Opinion
2002-04998
Argued October 8, 2002.
November 12, 2002.
In an action to recover damages for personal injuries, the defendant appeals, as limited by its brief, from so much of an order of the Supreme Court, Kings County (Schneier, J.), dated May 9, 2002, as denied its motion pursuant to CPLR 317 to vacate a judgment of the same court (Archer, J.), dated January 15, 2002, entered upon its failure to appear or answer.
Andrew P. Saulitis, P.C., New York, N.Y. (Max W. Gershweir of counsel), for appellant.
Isaac Tessler, New York, N.Y., for respondent.
Before: DAVID S. RITTER, J.P., MYRIAM J. ALTMAN, HOWARD MILLER, THOMAS A. ADAMS, JJ.
DECISION ORDER
ORDERED that the order is reversed insofar as appealed from, with costs, the motion is granted, and the judgment is vacated; and it is further,
ORDERED that the defendant's time to interpose an answer is extended until 20 days after service upon it of a copy of this decision and order.
The Supreme Court erred in denying the defendant's motion pursuant to CPLR 317 to vacate the judgment entered upon its failure to appear or answer.
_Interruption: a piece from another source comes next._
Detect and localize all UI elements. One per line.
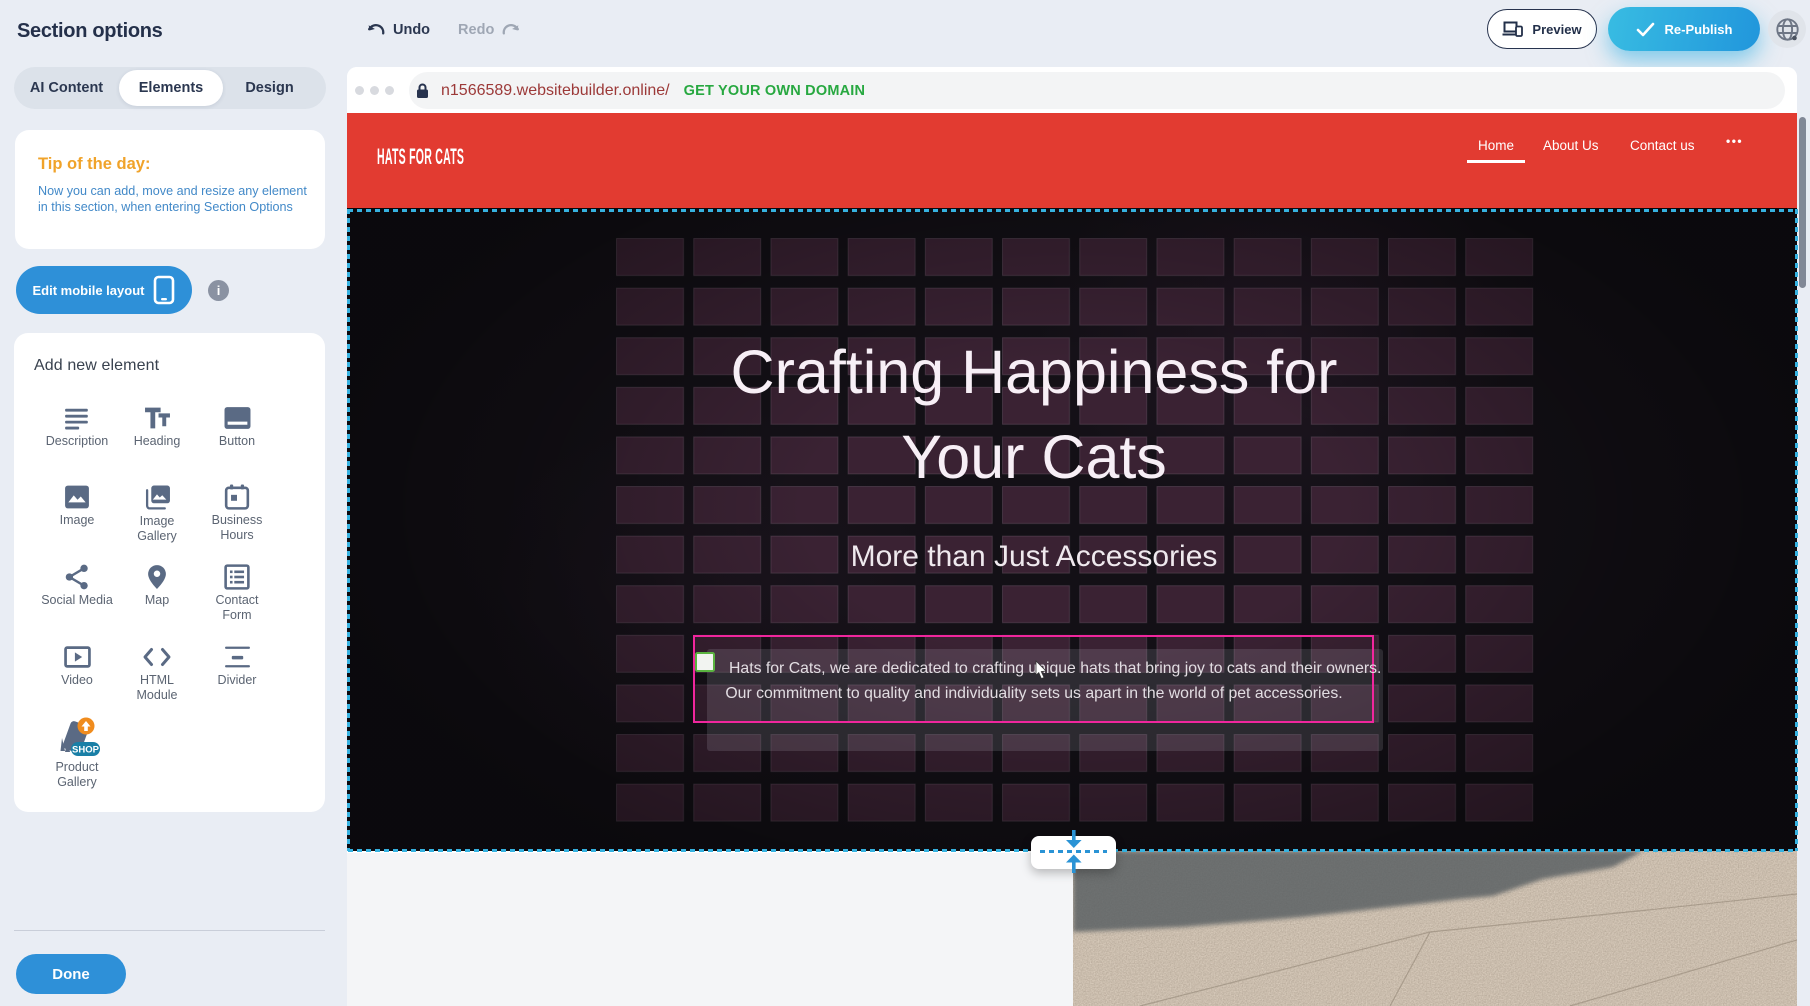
svg-text:SHOP: SHOP <box>72 744 100 755</box>
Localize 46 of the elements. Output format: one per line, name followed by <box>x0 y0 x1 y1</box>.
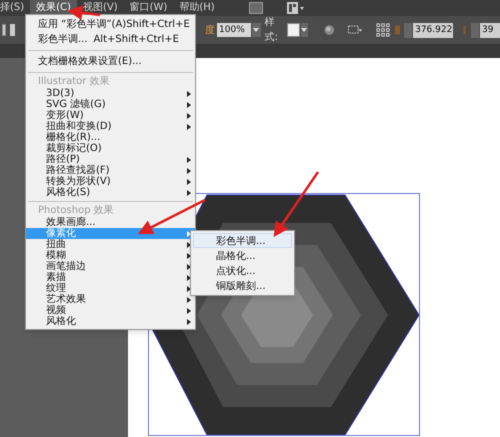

The plaintiff attempted to effect service upon the defendant by serving a copy of the summons and complaint upon the Secretary of State pursuant to Business Corporation Law § 306. The defendant's address on file with the Secretary of State was its old address, from which it had moved years earlier. The summons and complaint were returned by the postal authorities marked "refused."
CPLR 317 provides, generally, that a defendant is entitled to vacatur of a default judgment if it is established that the defendant did not receive personal notice of the summons in time to defend and has a meritorious defense (see D D Asphalt Constr. Corp. v. Corealty, LLC, 296 A.D.2d 432). Contrary to the Supreme Court's determination, the fact that the defendant failed to notify the Secretary of State of its change of address is not relevant to the issue of whether it is entitled to relief under CPLR 317 (see Stein v. Matarasso Co., 143 A.D.2d 825; H.K.A. Realty Co. v. United Steel Strip Corp., 88 A.D.2d 612). There is no basis in the record upon which to conclude that the defendant was deliberately attempting to avoid service of process (cf. Paul Conte Cadillac v. C.A.R.S. Purch. Serv., 126 A.D.2d 621). The defendant's moving papers sufficiently alleged the existence of meritorious defenses to the action.
Accordingly, the defendant is entitled to vacatur of the judgment entered upon its default pursuant to CPLR 317.
RITTER, J.P., ALTMAN, H. MILLER and ADAMS, JJ., concur.